We also investigated the synergistic effects of genomic aberrations and epigenetic changes in GSE60274. In the ‘query by genes’ interface of ‘Search’ page, we searched for three genes that are implicated in cancer initiation or progression: EGFR, PTEN and HOXA10. We selected ‘Glioblastoma’ and ‘GSE60274’ in ‘Cancer type’ and ‘Series’ list box, respectively. In the ‘Gene symbols’ text field, we input the above gene names separated by semicolon. For the gene region, we selected ‘Promoter’ in the drop-down list for analysis. In the results page, box plot and histogram were generated to present DNA methylation and copy number status for each gene across glioblastoma samples. According to the results, EGFR promoter region was significantly hypomethylated (P < 0.01, two-sided t test) in glioblastoma, as compared with normal brain specimens (Fig. 6c). Simultaneously, the copy number of EGFR was increased in most samples (63 out of 72 samples, 87.5%). EGFR is a transmembrane tyrosine kinase receptor that plays a central role in regulating cell proliferation and differentiation. Overexpression of EGFR has been reported and implicated in the pathogenesis of many cancer types [39, 40]. On the contrary, the tumor suppressor gene PTEN was inactivated by hypermethylation (P < 0.001, two-sided t test) and genomic loss (54 out of 72 samples, 75%) throughout the dataset (Fig. 6d). The genomic and epigenomic alterations affecting the expression of PTEN may indicate Knudson’s ‘two-hit’ hypothesis in tumorigenesis [41], and were reported to be crucial driver events in glioblastoma initiation and progression [42, 43]. Interestingly, the HOXA10 gene was found to be hypermethylated (P < 10–16, two-sided t test) and showed copy number gain (55 out of 72 samples, 76%) in the dataset (Fig. 6e). It revealed the theory that gene dosage may contribute to the aberrant gene expression, as reported recently by Kurscheid et al. [44]. Our results demonstrate the utility of MethCNA in integrating genomic and epigenomic alteration data and the ability to identify cancer driver genes.

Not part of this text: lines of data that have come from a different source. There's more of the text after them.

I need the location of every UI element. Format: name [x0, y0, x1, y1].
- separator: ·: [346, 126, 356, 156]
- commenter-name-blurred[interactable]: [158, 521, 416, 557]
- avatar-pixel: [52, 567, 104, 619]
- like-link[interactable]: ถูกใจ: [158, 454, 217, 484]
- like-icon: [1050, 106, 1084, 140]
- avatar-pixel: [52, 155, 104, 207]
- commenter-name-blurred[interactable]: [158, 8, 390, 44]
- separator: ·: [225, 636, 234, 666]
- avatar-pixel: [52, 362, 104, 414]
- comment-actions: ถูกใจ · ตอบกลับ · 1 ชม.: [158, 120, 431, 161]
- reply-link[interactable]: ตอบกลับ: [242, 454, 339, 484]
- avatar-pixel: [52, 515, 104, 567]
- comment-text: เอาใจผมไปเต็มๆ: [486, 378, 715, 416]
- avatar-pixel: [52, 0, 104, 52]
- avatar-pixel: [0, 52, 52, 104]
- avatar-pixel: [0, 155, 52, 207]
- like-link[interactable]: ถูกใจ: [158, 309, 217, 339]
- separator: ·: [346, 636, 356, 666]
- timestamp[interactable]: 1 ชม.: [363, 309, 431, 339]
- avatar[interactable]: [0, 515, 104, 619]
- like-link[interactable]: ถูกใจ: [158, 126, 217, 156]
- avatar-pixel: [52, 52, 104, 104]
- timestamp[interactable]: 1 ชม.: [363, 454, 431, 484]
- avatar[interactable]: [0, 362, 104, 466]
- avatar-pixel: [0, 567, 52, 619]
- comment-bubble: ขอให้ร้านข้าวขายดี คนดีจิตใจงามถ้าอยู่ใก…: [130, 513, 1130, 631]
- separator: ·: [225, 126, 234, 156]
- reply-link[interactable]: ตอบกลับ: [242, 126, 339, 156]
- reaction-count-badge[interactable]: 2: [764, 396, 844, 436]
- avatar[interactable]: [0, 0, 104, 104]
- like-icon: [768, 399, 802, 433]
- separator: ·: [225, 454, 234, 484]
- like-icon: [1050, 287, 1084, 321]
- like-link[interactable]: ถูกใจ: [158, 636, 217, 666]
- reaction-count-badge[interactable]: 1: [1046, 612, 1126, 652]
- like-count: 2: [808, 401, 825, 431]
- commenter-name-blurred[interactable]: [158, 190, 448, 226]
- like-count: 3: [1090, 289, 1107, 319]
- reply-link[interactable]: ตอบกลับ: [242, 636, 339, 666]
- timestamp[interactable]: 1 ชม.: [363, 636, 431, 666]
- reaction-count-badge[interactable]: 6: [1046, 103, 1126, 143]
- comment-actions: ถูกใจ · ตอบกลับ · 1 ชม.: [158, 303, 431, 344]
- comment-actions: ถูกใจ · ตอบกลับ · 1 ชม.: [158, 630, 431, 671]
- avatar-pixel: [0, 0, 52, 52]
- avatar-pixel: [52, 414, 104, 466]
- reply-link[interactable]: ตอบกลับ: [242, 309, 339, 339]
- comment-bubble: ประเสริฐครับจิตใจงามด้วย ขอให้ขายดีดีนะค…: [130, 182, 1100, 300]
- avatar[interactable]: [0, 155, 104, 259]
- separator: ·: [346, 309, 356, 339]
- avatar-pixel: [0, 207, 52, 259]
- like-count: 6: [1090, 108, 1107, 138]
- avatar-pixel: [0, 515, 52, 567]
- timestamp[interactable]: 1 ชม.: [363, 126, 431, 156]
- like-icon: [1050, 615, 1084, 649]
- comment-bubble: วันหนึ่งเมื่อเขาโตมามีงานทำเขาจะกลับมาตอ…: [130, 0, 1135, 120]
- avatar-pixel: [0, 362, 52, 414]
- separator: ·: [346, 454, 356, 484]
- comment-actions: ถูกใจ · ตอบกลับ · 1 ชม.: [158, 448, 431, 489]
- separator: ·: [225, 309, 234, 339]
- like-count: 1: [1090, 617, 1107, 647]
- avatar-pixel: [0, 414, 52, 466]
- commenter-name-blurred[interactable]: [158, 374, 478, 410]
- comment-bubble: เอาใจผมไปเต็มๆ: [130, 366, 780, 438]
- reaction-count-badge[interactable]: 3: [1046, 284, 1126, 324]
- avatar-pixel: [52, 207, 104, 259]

MethCNA is an effort to further our understanding of the relationship between copy number alterations and DNA methylation status, both of which are known to be hallmarks of human cancer. There are several publicly available resources similar to our database. The cBioPortal [45] is a resource for interactive exploration of multidimensional cancer genomics data sets, including CNA and DNA methylation data. CNAmet [46] is an R package for integrative analysis of high-throughput copy number, DNA methylation and gene expression data. However, these tools were designed to integrate data derived from different patients or platforms. The most important advantage of our database is that the methylation and copy number data are derived from exactly the same genomic loci. As previous studies have indicated, genetic and epigenetic alterations may act coordinately to fulfil the two-hit paradigm at a gene-specific level, leading to cancer initiation. For example, tumor suppressor genes that undergo a ‘double hit’, such as heterozygous loss and hypermethylation, or oncogenes in an amplified region that are hypomethylated are most likely to be drivers of tumorigenic processes. Thus, the efficient mining of this large-scale dataset can provide valuable insight into the underlying molecular bases of oncogenesis, and facilitate to distinguish driver from passenger alterations. We believe that our database is a powerful tool not only for bioinformaticians but also for experimental researchers. Concerning the future development of our database, we plan to control variations in the tumor cell content between samples. There are several tools developed for the correction of cell type heterogeneity and control for false positives in large-scale epigenome data analysis, such as ReFACTor [47] and MeDeCom [48]. In the next release of our database, we will utilize these tools to remove confounding variation and to provide a better framework for data interpretation.